Une telle vulnérabilité de Pravind Jugnauth n’augure rien de bon pour les élections générales prévues entre décembre 2019 et mai 2020. Cela compromet son pouvoir de marchandage dans le contexte d’une nouvelle alliance. À moins d’une remise en question totale de la stratégie politique de Pravind (si stratégie il y a) et la répudiation de toute cette équipe cristallisée autour de la fameuse cuisine. Si cette équipe n’a pas réussi à orchestrer l’opération tyrolienne à Rodrigues, à quoi devrait-on s’attendre d’elle quand il faut se bagarrer sur le terrain pour sauver Dulthumun ?

Rien ne dit toutefois que la nouvelle équipe de la MSDTF se montrera ouvertement hostile à Pravind Jugnauth ni qu’elle s’engagera à faire de la politique active en faveur de Navin Ramgoolam. Toutefois, comme l’a souligné Nad Sivaramen, les élections de dimanche constituent un paradigm shift. Une nouvelle équation entre dans le jeu politique. Mais aussi dans l’administration publique, constituée majoritairement d’éléments qui exercent une certaine influence sur le plan politique et électoral. Puisque des scandales se produisent de façon régulière pour compromettre des dirigeants du MSM, les fonctionnaires appelés à exécuter des ordres des ministres se montreront davantage vigilants pour insister sur le respect scrupuleux des procédures et des règles. Par exemple, en dehors des questions de gestion problématique de fonds publics, il serait intéressant de savoir si des fonctionnaires ont été impliqués dans la rédaction du communiqué que Soodhun (dans un anglais approximatif) avait publié pour annoncer la rupture des relations diplomatiques avec le Qatar.
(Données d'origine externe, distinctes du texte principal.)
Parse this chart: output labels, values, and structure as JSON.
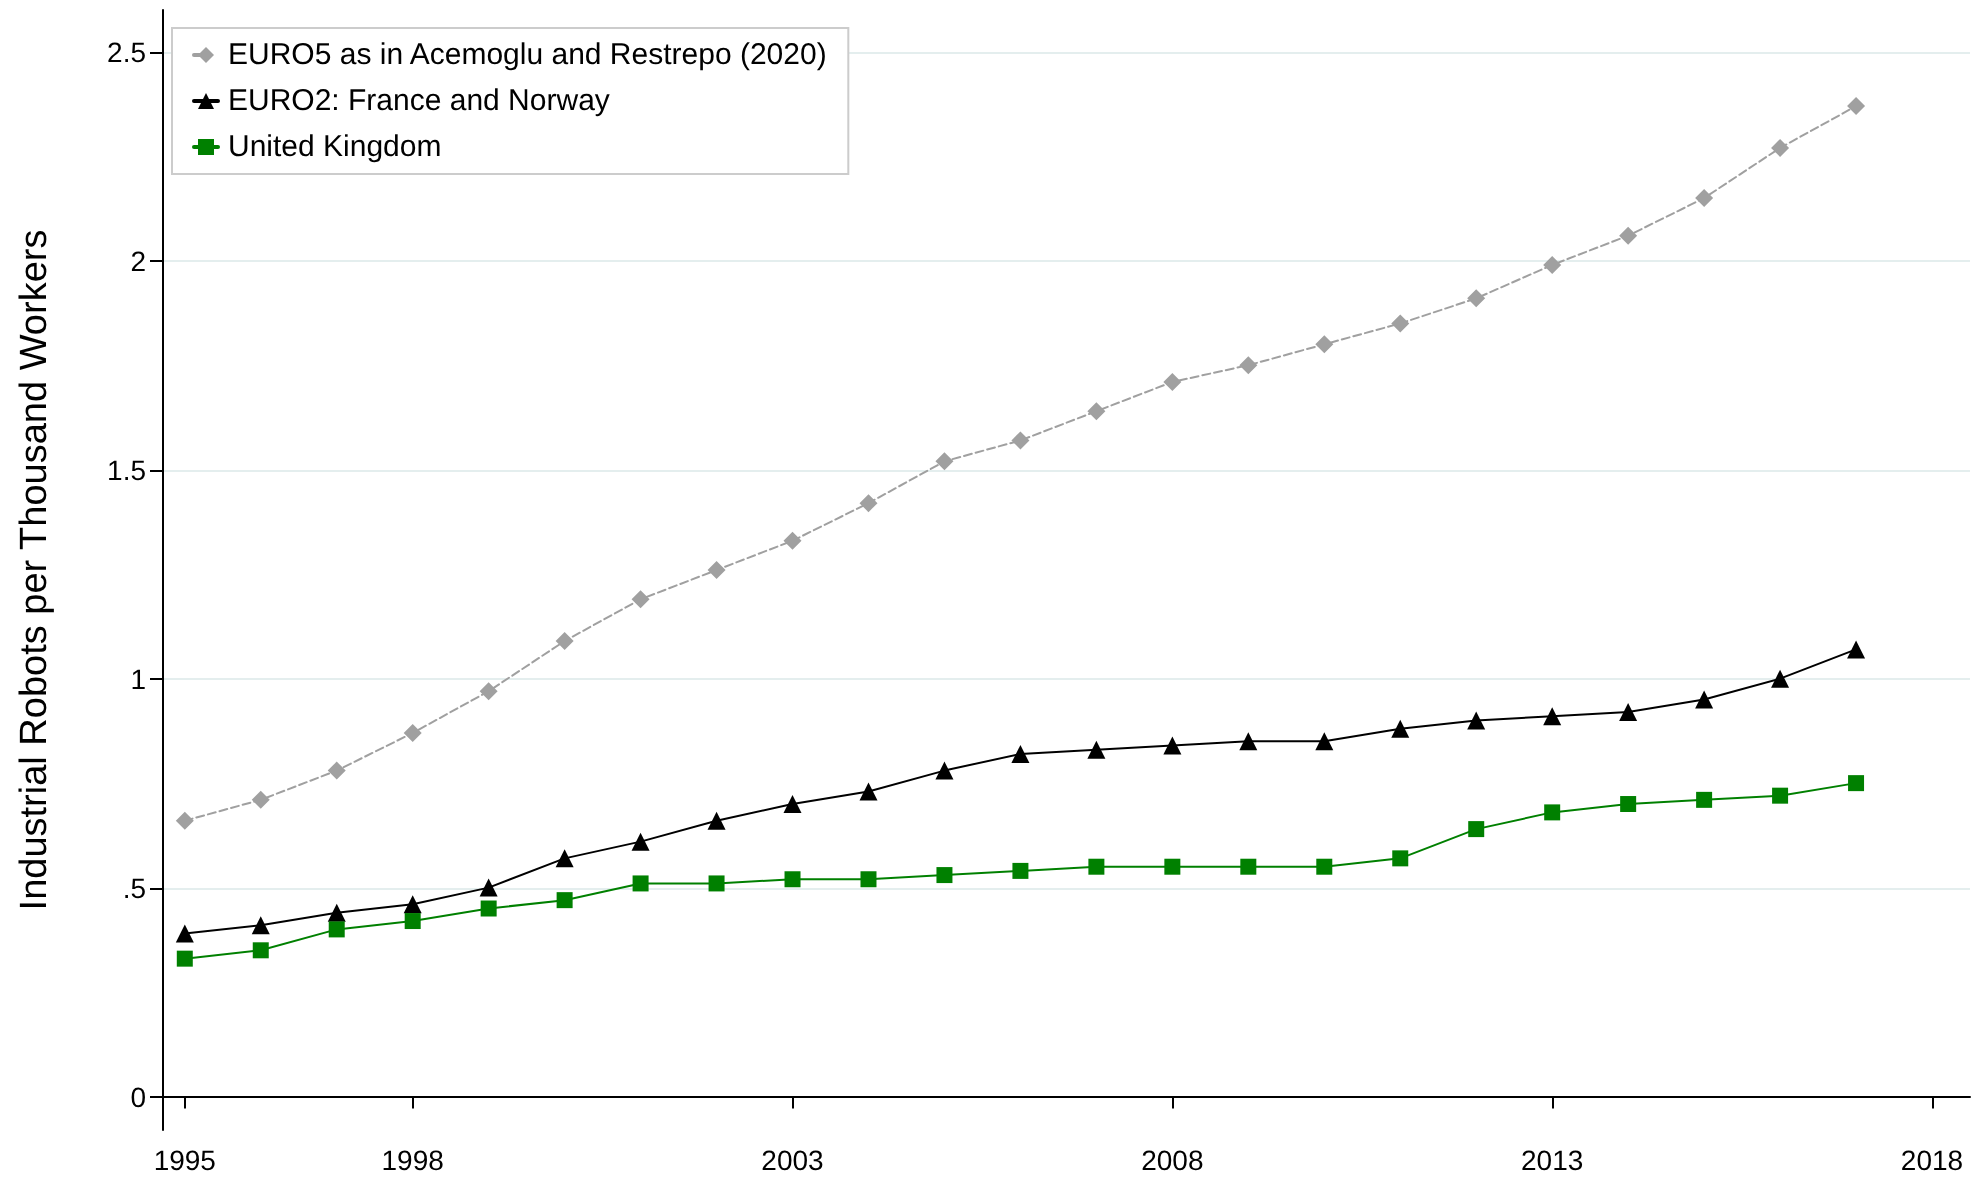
{
  "chart_data": {
    "type": "line",
    "ylabel": "Industrial Robots per Thousand Workers",
    "x": [
      1995,
      1996,
      1997,
      1998,
      1999,
      2000,
      2001,
      2002,
      2003,
      2004,
      2005,
      2006,
      2007,
      2008,
      2009,
      2010,
      2011,
      2012,
      2013,
      2014,
      2015,
      2016,
      2017
    ],
    "series": [
      {
        "name": "EURO5 as in Acemoglu and Restrepo (2020)",
        "color": "#a0a0a0",
        "marker": "diamond",
        "line_style": "dashed",
        "values": [
          0.66,
          0.71,
          0.78,
          0.87,
          0.97,
          1.09,
          1.19,
          1.26,
          1.33,
          1.42,
          1.52,
          1.57,
          1.64,
          1.71,
          1.75,
          1.8,
          1.85,
          1.91,
          1.99,
          2.06,
          2.15,
          2.27,
          2.37
        ]
      },
      {
        "name": "EURO2: France and Norway",
        "color": "#000000",
        "marker": "triangle",
        "line_style": "solid",
        "values": [
          0.39,
          0.41,
          0.44,
          0.46,
          0.5,
          0.57,
          0.61,
          0.66,
          0.7,
          0.73,
          0.78,
          0.82,
          0.83,
          0.84,
          0.85,
          0.85,
          0.88,
          0.9,
          0.91,
          0.92,
          0.95,
          1.0,
          1.07
        ]
      },
      {
        "name": "United Kingdom",
        "color": "#008000",
        "marker": "square",
        "line_style": "solid",
        "values": [
          0.33,
          0.35,
          0.4,
          0.42,
          0.45,
          0.47,
          0.51,
          0.51,
          0.52,
          0.52,
          0.53,
          0.54,
          0.55,
          0.55,
          0.55,
          0.55,
          0.57,
          0.64,
          0.68,
          0.7,
          0.71,
          0.72,
          0.75
        ]
      }
    ],
    "xlim": [
      1994.7,
      2018.5
    ],
    "xticks": [
      1995,
      1998,
      2003,
      2008,
      2013,
      2018
    ],
    "ylim": [
      -0.08,
      2.6
    ],
    "yticks": [
      0,
      {
        "value": 0.5,
        "label": ".5"
      },
      1,
      1.5,
      2,
      2.5
    ],
    "grid": "y",
    "legend": "top left"
  }
}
En exigeant le respect inconditionnel des procédures, les fonctionnaires pourraient sans le vouloir retarder la réalisation de bien des projets, alors que Pravind Jugnauth doit nécessairement présenter un bilan éloquent avant les élections générales. Il y a surtout le projet du tramway qui implique l’octroi de bien des contrats d’un montant de 18 milliards à des entités associées à une compagnie privée nouvellement créée à la State Bank. Un tel stratagème vise à contourner les règlements sur les appels d’offres. Si jamais il y a un changement de gouvernement et que le rôle des uns et des autres soit soumis à une commission d’enquête, des fonctionnaires n’ayant pas pris des précautions nécessaires pourraient se retrouver en difficulté. Même les dépenses encourues par le gouvernement lors des conférences de presse hebdomadaires d’Étienne Sinatambou pourraient compromettre des fonctionnaires si des procédures n’ont pas été suivies car on ne peut légalement utiliser les ressources d’État à des fins partisanes.

Le fait que des votants à la MSDTF – dont beaucoup de fonctionnaires et de petits entrepreneurs – aient fait fi des consignes de l’hôtel du gouvernement représente un gamechanger. Pravind Jugnauth est condamné à réaliser des missions impossibles avant l’échéance des prochaines élections générales. Des missions impossibles surpassant même celles de Tom Cruise, afin de faire oublier l’épisode tyrolienne de Rodrigues, la défaite de Dulthumun et l’amoncellement de scandales depuis 2015.